McPhee sought to have one of the counts against Mix thrown out last November when it was discovered that the text messages in question contained innocuous messages about things such as lunch plans and yoga lessons … not oil spill calculations. During that hearing, U.S. District Judge Stanwood R. Duval, Jr. noted that the messages did not represent, “an overwhelmingly strong indictment.” Prosecutors said that the messages, particularly those related to lunch plans, could be ‘nuances’ about something more sinister. Nevertheless, a ruling was made to allow the count to stand pending receipt of further information.
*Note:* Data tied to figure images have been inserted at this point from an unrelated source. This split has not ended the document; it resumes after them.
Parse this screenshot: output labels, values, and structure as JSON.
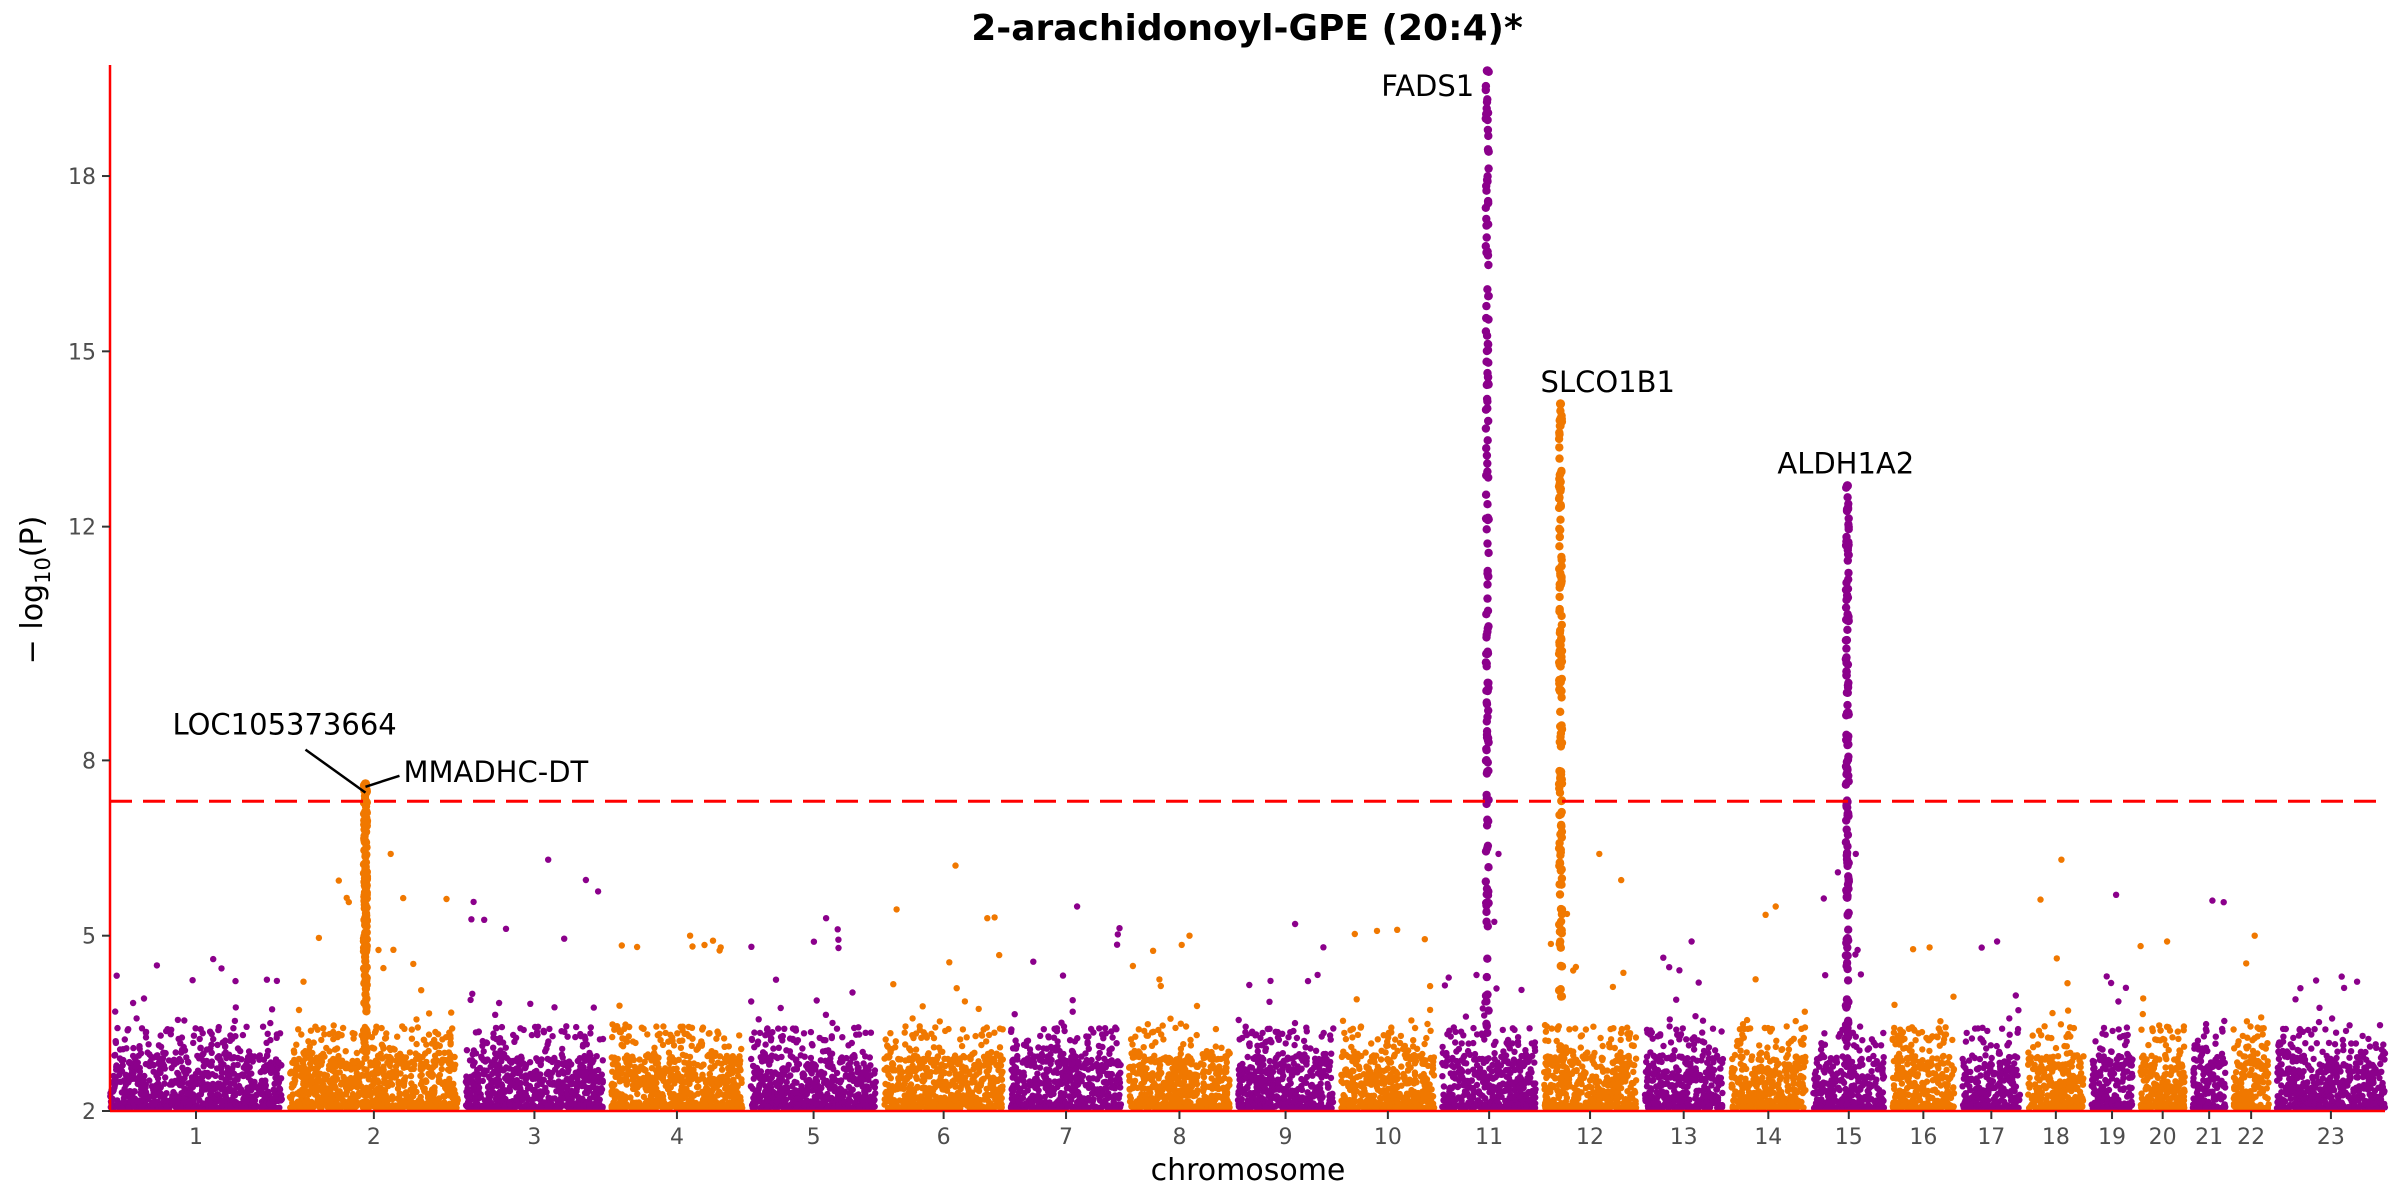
{
  "chart_data": {
    "type": "scatter",
    "subtype": "manhattan",
    "title": "2-arachidonoyl-GPE (20:4)*",
    "xlabel": "chromosome",
    "ylabel_prefix": "− log",
    "ylabel_sub": "10",
    "ylabel_suffix": "(P)",
    "ylim": [
      2,
      19.9
    ],
    "yticks": [
      2,
      5,
      8,
      12,
      15,
      18
    ],
    "threshold": 7.3,
    "threshold_color": "#ff0000",
    "colors": [
      "#8b008b",
      "#f07800"
    ],
    "axis_color": "#ff0000",
    "chromosomes": [
      {
        "label": "1",
        "size": 248,
        "max": 4.6
      },
      {
        "label": "2",
        "size": 242,
        "max": 7.6
      },
      {
        "label": "3",
        "size": 198,
        "max": 6.3
      },
      {
        "label": "4",
        "size": 190,
        "max": 5.0
      },
      {
        "label": "5",
        "size": 181,
        "max": 5.3
      },
      {
        "label": "6",
        "size": 171,
        "max": 6.2
      },
      {
        "label": "7",
        "size": 159,
        "max": 5.5
      },
      {
        "label": "8",
        "size": 145,
        "max": 5.0
      },
      {
        "label": "9",
        "size": 138,
        "max": 5.2
      },
      {
        "label": "10",
        "size": 134,
        "max": 5.1
      },
      {
        "label": "11",
        "size": 135,
        "max": 19.8
      },
      {
        "label": "12",
        "size": 133,
        "max": 14.1
      },
      {
        "label": "13",
        "size": 114,
        "max": 4.9
      },
      {
        "label": "14",
        "size": 107,
        "max": 5.5
      },
      {
        "label": "15",
        "size": 102,
        "max": 12.7
      },
      {
        "label": "16",
        "size": 90,
        "max": 4.8
      },
      {
        "label": "17",
        "size": 83,
        "max": 4.9
      },
      {
        "label": "18",
        "size": 80,
        "max": 6.3
      },
      {
        "label": "19",
        "size": 59,
        "max": 5.7
      },
      {
        "label": "20",
        "size": 64,
        "max": 4.9
      },
      {
        "label": "21",
        "size": 47,
        "max": 5.6
      },
      {
        "label": "22",
        "size": 51,
        "max": 5.0
      },
      {
        "label": "23",
        "size": 156,
        "max": 4.3
      }
    ],
    "peaks": [
      {
        "chrom": "2",
        "pos": 0.45,
        "max": 7.6
      },
      {
        "chrom": "11",
        "pos": 0.48,
        "max": 19.8
      },
      {
        "chrom": "12",
        "pos": 0.18,
        "max": 14.1
      },
      {
        "chrom": "15",
        "pos": 0.48,
        "max": 12.7
      }
    ],
    "annotations": [
      {
        "label": "LOC105373664",
        "chrom": "2",
        "pos": 0.45,
        "y": 7.5
      },
      {
        "label": "MMADHC-DT",
        "chrom": "2",
        "pos": 0.45,
        "y": 7.6
      },
      {
        "label": "FADS1",
        "chrom": "11",
        "pos": 0.48,
        "y": 19.8
      },
      {
        "label": "SLCO1B1",
        "chrom": "12",
        "pos": 0.18,
        "y": 14.1
      },
      {
        "label": "ALDH1A2",
        "chrom": "15",
        "pos": 0.48,
        "y": 12.7
      }
    ]
  }
}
It was 16 months after the indictment, April 2013, when prosecutors were forced to disclose that the contractor who participated in the deleted exchanges gave the FBI a statement that it engaged in no technical discussions with Mix, or had any dialogue with him concerning the well’s flow rates. Furthermore, the prosecution plans to call neither the contractor nor Mix’s BP supervisor (the other subject of deleted communications) in his December trial.
The Grand Jury’s indictment depended on FBI testimony that a) Mix received several “legal hold notices” not to destroy communications and b) that Mix subsequently deleted the text message threads and voicemails.
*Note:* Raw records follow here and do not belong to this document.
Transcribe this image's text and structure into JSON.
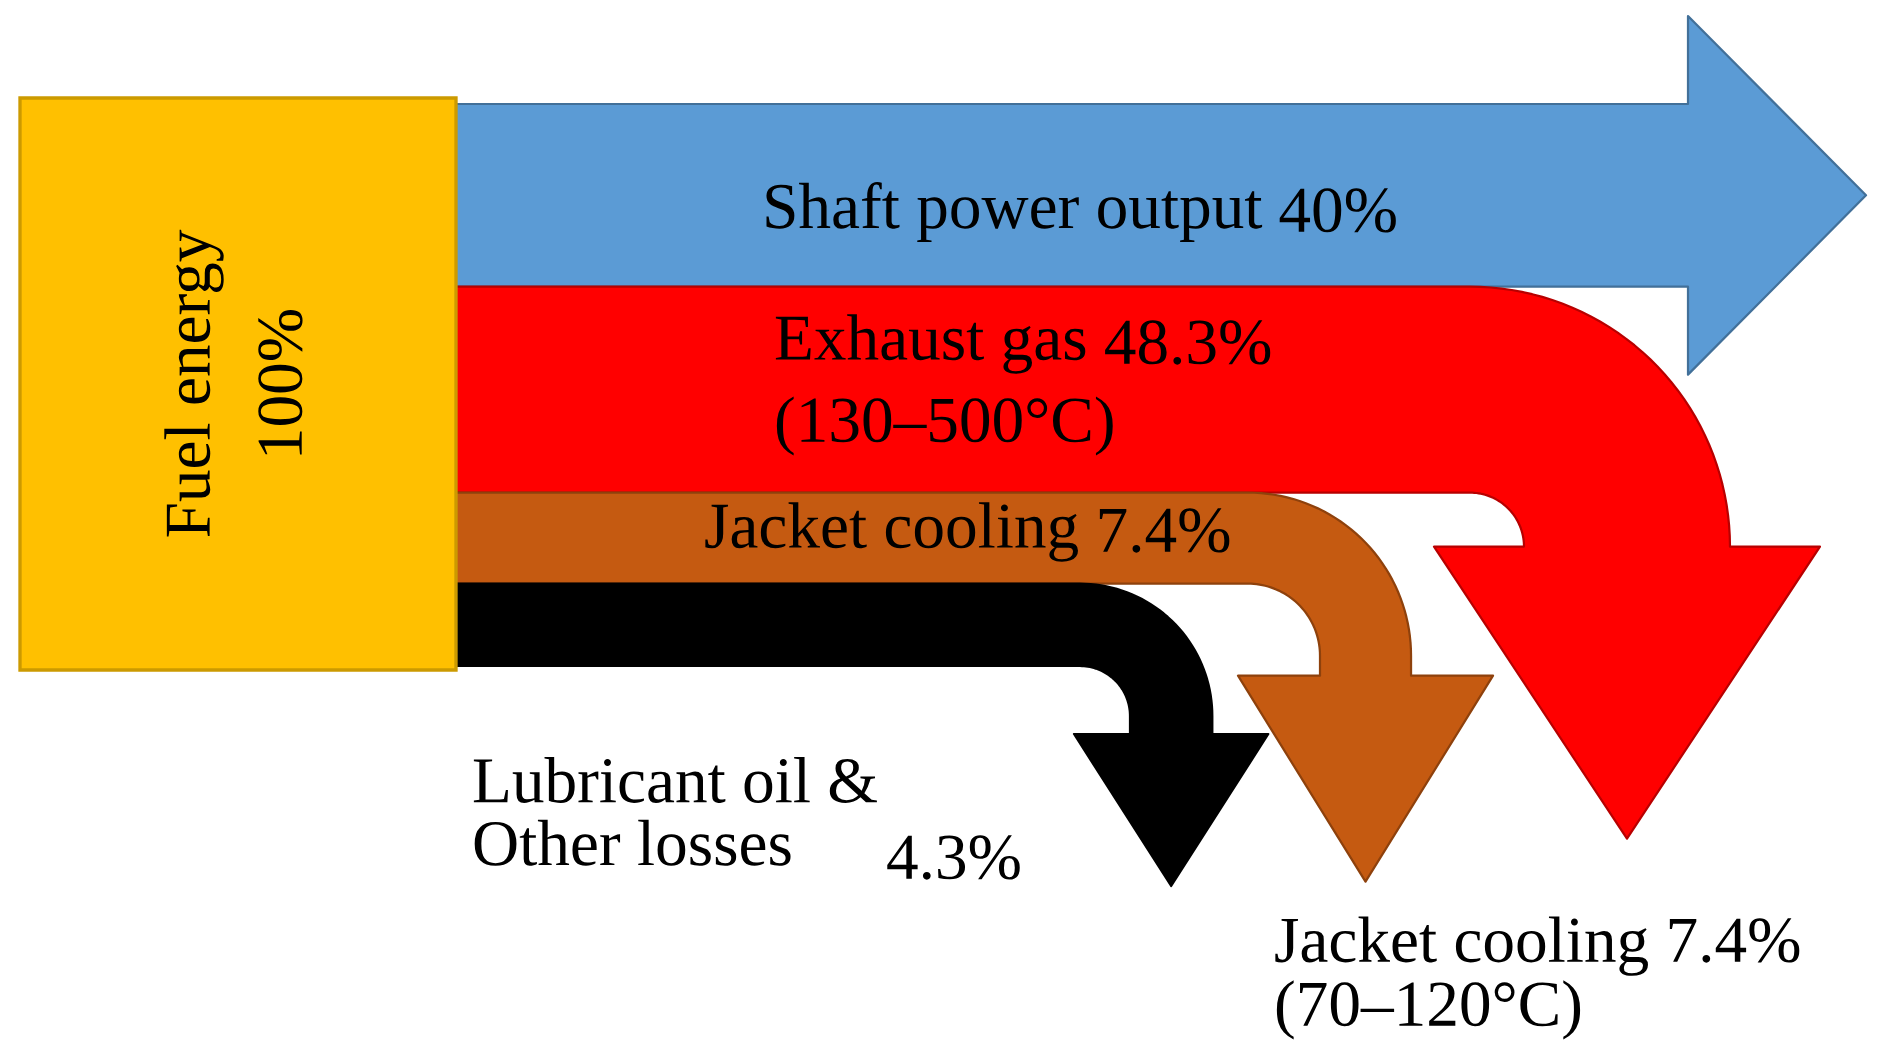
{
  "chart_data": {
    "type": "other",
    "categories": [
      "Fuel energy",
      "Shaft power output",
      "Exhaust gas",
      "Jacket cooling",
      "Lubricant oil &\nOther losses"
    ],
    "values": [
      100,
      40,
      48.3,
      7.4,
      4.3
    ],
    "value_labels": [
      "100%",
      "40%",
      "48.3%",
      "7.4%",
      "4.3%"
    ],
    "colors": [
      "#ffc000",
      "#5b9bd5",
      "#ff0000",
      "#c55a11",
      "#000000"
    ],
    "annotations": [
      "(130–500°C)",
      "Jacket cooling 7.4%\n(70–120°C)"
    ]
  }
}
But the Grand Jury was never told that the “legal hold notices” were statements of BP document retention policy, not federal law. The Grand Jury was not told the content of those deleted communications, even though they requested the information. Prosecutorial bluster seems to have won the day.
In order to strengthen their case against Mix, prosecutors further accused Mix of misleading former Secretary of Energy Steven Chu in a technical slideshow. It was presented in a meeting without Mix in attendance and without his knowledge. The only reference to Mix in the entire presentation are some engineering calculations attributed to him — with his first name misspelled.
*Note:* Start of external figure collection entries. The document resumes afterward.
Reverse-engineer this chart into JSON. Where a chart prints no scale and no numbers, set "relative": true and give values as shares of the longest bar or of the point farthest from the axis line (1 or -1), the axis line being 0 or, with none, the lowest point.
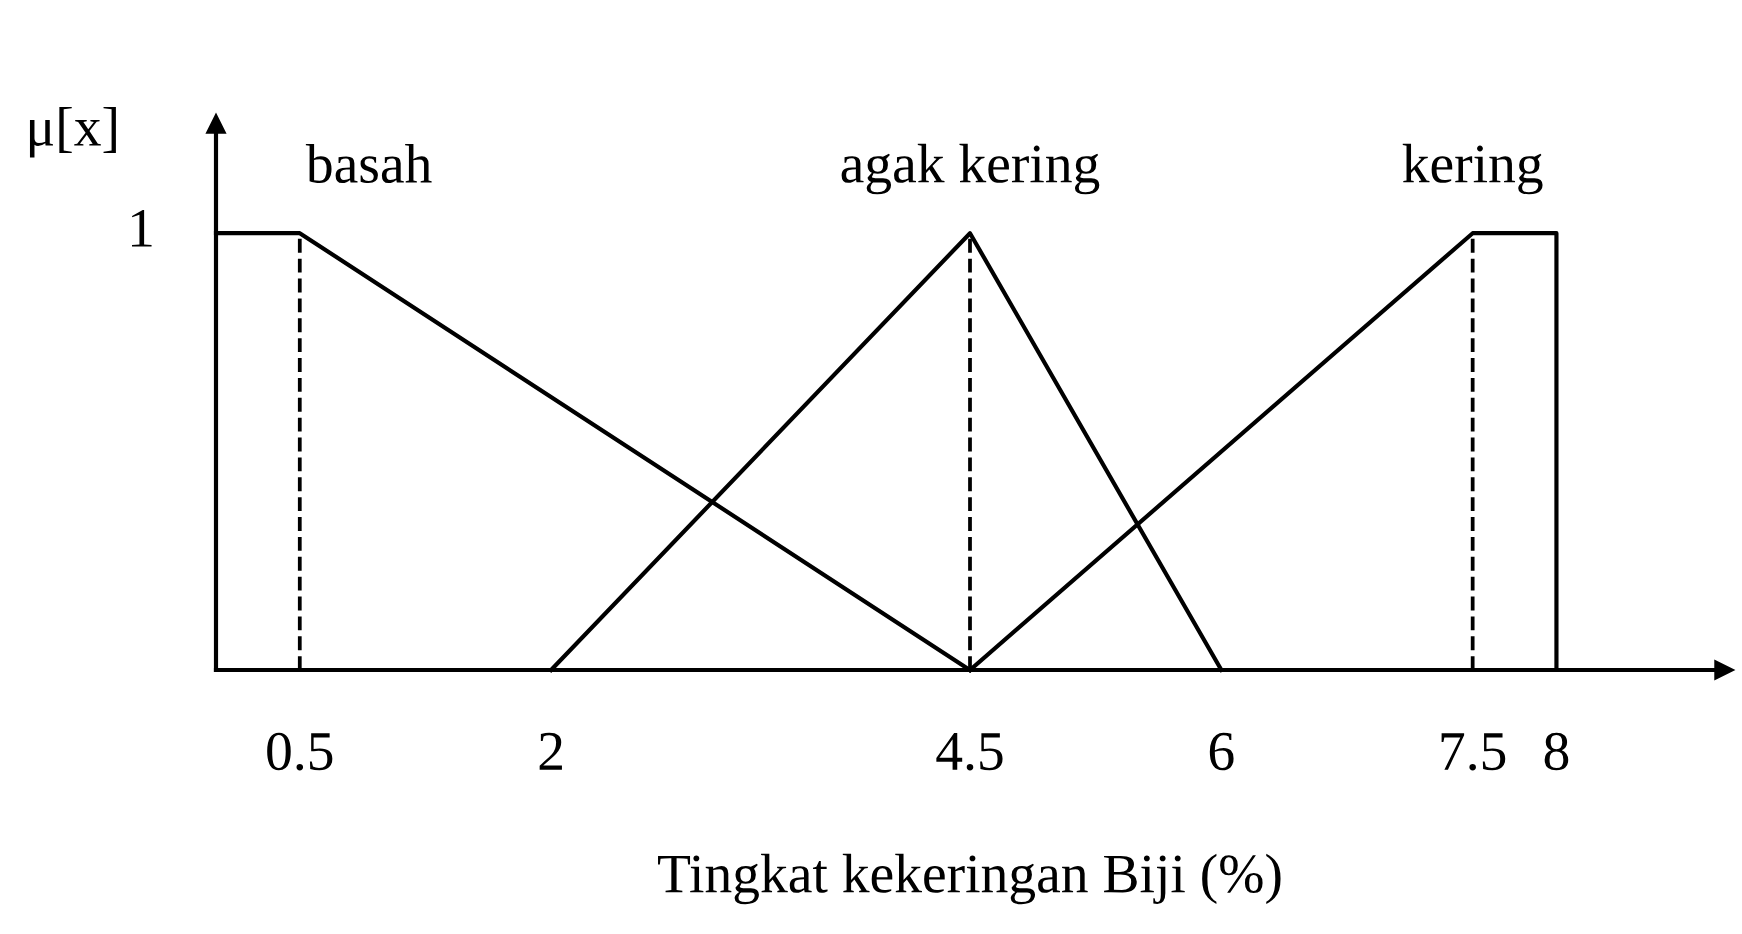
{
  "chart_data": {
    "type": "line",
    "relative": true,
    "xlabel": "Tingkat kekeringan Biji (%)",
    "ylabel": "μ[x]",
    "xlim": [
      0,
      9
    ],
    "xticks": [
      0.5,
      2,
      4.5,
      6,
      7.5,
      8
    ],
    "line_style": "solid",
    "series": [
      {
        "name": "basah",
        "color": "#000000",
        "x": [
          0,
          0.5,
          4.5
        ],
        "values": [
          1,
          1,
          0
        ]
      },
      {
        "name": "agak kering",
        "color": "#000000",
        "x": [
          2,
          4.5,
          6
        ],
        "values": [
          0,
          1,
          0
        ]
      },
      {
        "name": "kering",
        "color": "#000000",
        "x": [
          4.5,
          7.5,
          8,
          8
        ],
        "values": [
          0,
          1,
          1,
          0
        ]
      }
    ],
    "ref_lines": [
      {
        "axis": "x",
        "value": 0.5,
        "color": "#000000",
        "line_style": "dashed"
      },
      {
        "axis": "x",
        "value": 4.5,
        "color": "#000000",
        "line_style": "dashed"
      },
      {
        "axis": "x",
        "value": 7.5,
        "color": "#000000",
        "line_style": "dashed"
      }
    ],
    "annotations": [
      "1"
    ]
  }
}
It sounds as though the government’s case against engineer Kurt Mix is exceedingly flimsy. If convicted, he is facing not just professional and financial ruin but potentially many years in prison. Any technical person who works in oil and gas, or for that matter in coal, nuclear power, chemicals, pipelines, or any other industry with similar accident potential, needs to ponder the implications of their involvement, and what might be their response in an accident. As Mix’s attorney Joan McPhee stated in her response to the government’s allegations:
“If these sorts of prosecutorial tactics were given any credence, when the next environmental disaster strikes, individuals with the knowledge and skill to respond to the disaster would be better off just leaving the building, lest they later be baselessly accused of fraud.”
This echoes what I wrote while the Macondo spill was ongoing — at the time, Interior Secretary Ken Salazar and his offshore safety chief (and ex-prosecutor) Michael Bromwich seemed more focused on assigning blame than in stopping the well’s flow (remember “cozy relationship“?). Through fear and accusation they alienated some of the only technical professionals within government and industry who could help solve the disaster.
Let’s face it: Government has become so big and so powerful that it can crush any one of us like a grape if it chooses. And it seems more inclined to do so with each passing day.
* Under the Clean Water Act, BP’s fine can range from $1,100 per barrel spilled up to $4,300 per barrel, if it is determined that gross negligence led to the spill. The government estimates 4.9 million barrels spilled, vs. BP’s estimate of 3.26 million barrels. BP’s total exposure to this fine alone is almost $18 billion (they won’t pay for some 800 thousand barrels recovered). The difference in volume estimates could be worth $7.3 billion. (Source.)